The pharmaceutical company can lead in providing information on halal pharmaceuticals
THE IMPORTANCE of halal is becoming more relevant to us now; don’t you agree? People are demanding for halal food, halal financial services, halal cosmetics, and
even halal health products. We are even looking forward to a halal-certified Covid-19 vaccine.
While many are preferring halal products, some especially the non-Muslims are still not understanding the actual concept of halal. ‘Halal’ is more understood as a religious concept than a lifestyle concept.
Having a clear insight on ‘halal’ and ‘halal pharmaceuticals’ is exceedingly vital notably among medical professionals and also the patients or consumers. This is to ensure professionals such as doctors and pharmacists can provide the right information and consumers, on the other hand, can make the right choice of medication.
According to a pharmacist from Well-On Pharmacy Sdn Bhd, Santhanathan Rajendran: “In terms of knowledge on halal pharmaceuticals and expertise on the concept behind the halal logo for the pharmacists, I don’t think there is enough especially for the non-Muslims.
“Unless they attend training. There is less dissemination of information. Pharmacists don’t have enough background information,” said Santhanathan.
Muslim pharmacists will not have many issues on understanding the halal concept as compared to non-Muslims. He believed, there is a misconception among customers where they thought ‘halal’ products are only for Muslims.
“To break the misconception, the dissemination of information on halal pharmaceuticals is essential. And the right organisation to do this will be companies like Duopharma Biotech Bhd since it is currently at best-positioned in the pharmaceutical industry,
“After I went to a training conducted by Duopharma, I became more aware of what constitutes halal such as the process and the importance,” he justified.
As more information is shared, there will be less misconception. It will also help the pharmacists become better pharmacists and thus help the public to make a better choice of medications.
Are pharmacists aware of halal?
In terms of awareness, pharmacists are more aware of halal pharmaceutical products as there are times where they need to deal with Muslim customers.
Santhanathan said: “When we encounter a Muslim customer, automatically our priority is that we have to show them the halal product.
“If there are no other suggestions for halal products, then we have to show them ones without a halal logo. As long as there is no porcine (pig),” he said.
Either way, pharmacists hold their integrity by being truthful to customers when it comes to pharmaceutical products which are authorised halal by an international authority instead of the local authority. Customers will be provided with all the information there is to know, and at the end, pharmacists will leave them to decide.
It is not a matter of selling the product. It is more about providing the right information to make a choice.
Because there is less dissemination of information on halal, pharmacists are very much dependent on the presence of halal logo on a product.
“The halal logo itself is crucial. I can confidently recommend products with a halal logo to customers. It cannot go wrong.
“For me, it is based on the logo on the bottle. The halal logo is the standard. However, we will request for an authorisation letter for products with no JAKIM halal log,” he added.
Are substitutes for halal products available?
So, if a specific halal medication requested by the customer is not available, are substitute products easily obtainable?

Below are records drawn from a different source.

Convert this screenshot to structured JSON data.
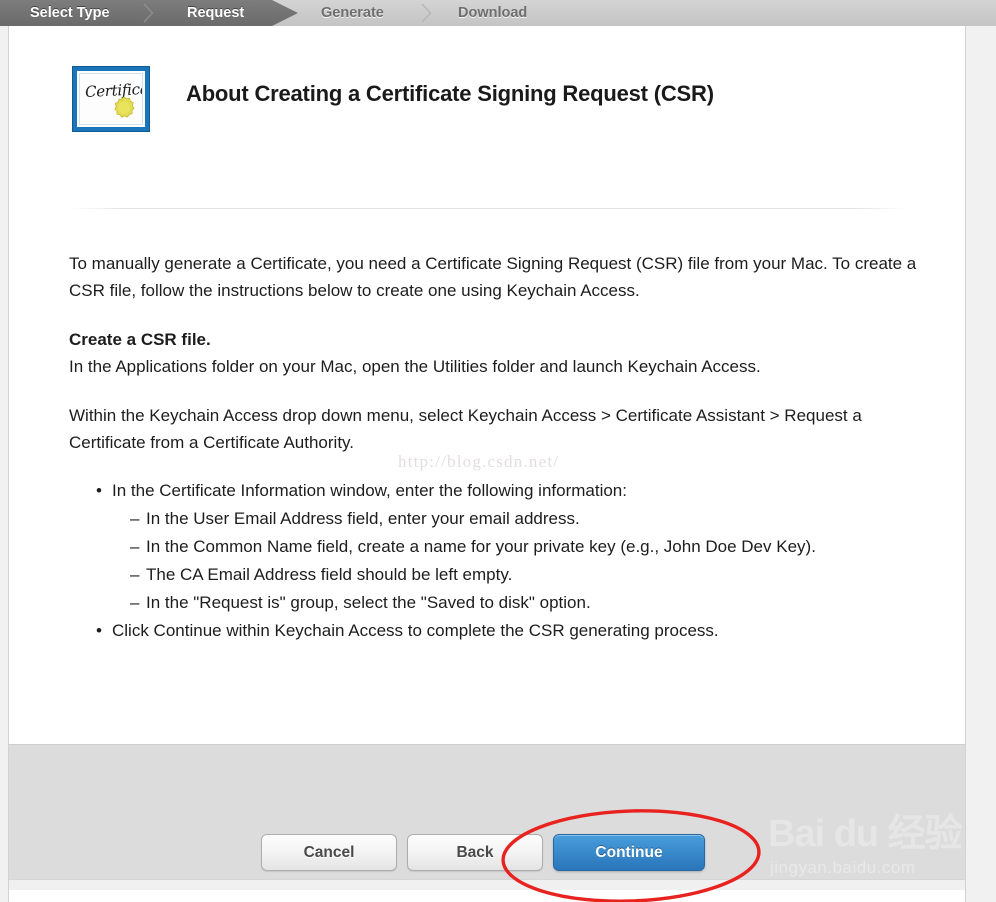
{
  "wizard": {
    "steps": [
      {
        "label": "Select Type",
        "state": "completed"
      },
      {
        "label": "Request",
        "state": "active"
      },
      {
        "label": "Generate",
        "state": "upcoming"
      },
      {
        "label": "Download",
        "state": "upcoming"
      }
    ]
  },
  "header": {
    "icon_label": "certificate-icon",
    "icon_word": "Certificate",
    "title": "About Creating a Certificate Signing Request (CSR)"
  },
  "body": {
    "intro": "To manually generate a Certificate, you need a Certificate Signing Request (CSR) file from your Mac. To create a CSR file, follow the instructions below to create one using Keychain Access.",
    "subheading": "Create a CSR file.",
    "subheading_body": "In the Applications folder on your Mac, open the Utilities folder and launch Keychain Access.",
    "menu_path": "Within the Keychain Access drop down menu, select Keychain Access > Certificate Assistant > Request a Certificate from a Certificate Authority.",
    "bullet_glyph": "•",
    "dash_glyph": "–",
    "items": [
      {
        "text": "In the Certificate Information window, enter the following information:",
        "children": [
          "In the User Email Address field, enter your email address.",
          "In the Common Name field, create a name for your private key (e.g., John Doe Dev Key).",
          "The CA Email Address field should be left empty.",
          "In the \"Request is\" group, select the \"Saved to disk\" option."
        ]
      },
      {
        "text": "Click Continue within Keychain Access to complete the CSR generating process.",
        "children": []
      }
    ]
  },
  "footer": {
    "cancel_label": "Cancel",
    "back_label": "Back",
    "continue_label": "Continue"
  },
  "annotation": {
    "shape": "red-ellipse-highlight",
    "target": "continue-button",
    "color": "#e8231f"
  },
  "watermarks": {
    "csdn": "http://blog.csdn.net/",
    "baidu_main": "Bai du 经验",
    "baidu_sub": "jingyan.baidu.com"
  },
  "colors": {
    "step_active_bg": "#6f6f6f",
    "step_inactive_bg": "#c9c9c9",
    "primary_button": "#3a8ccd",
    "panel_bg": "#ffffff",
    "footer_bg": "#dcdcdc",
    "icon_border": "#1b75bb",
    "seal": "#e2da52"
  }
}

The answer is “only a few” said Santhanathan.
“Choices of substitutes would be available for the essential medicines such as for diarrhoea, cough and cold.
“Substitutes, especially for originated drugs, are not easily available for patients. Only for supplements are available, but not drugs.”
Knowing which is a halal prescribed drug is a little bit more complicated. Supplements are much easier to recommend as the product comes with a halal logo.
As pharmacists, they also hold the responsibility to follow exactly the medications prescribed by the doctor.
“Pharmacists cannot suggest any
substitute products to customers. If the patient insists on having a halal-based product, we will ask them to refer back to the doctor to see if there is any other choice,” he clarified.
At the end of the day, pharmacists can only suggest a range of medicines and making the decision would be in the hands of customers. But customers would want to make the ‘right’ decision. Therefore, they need to be well-informed.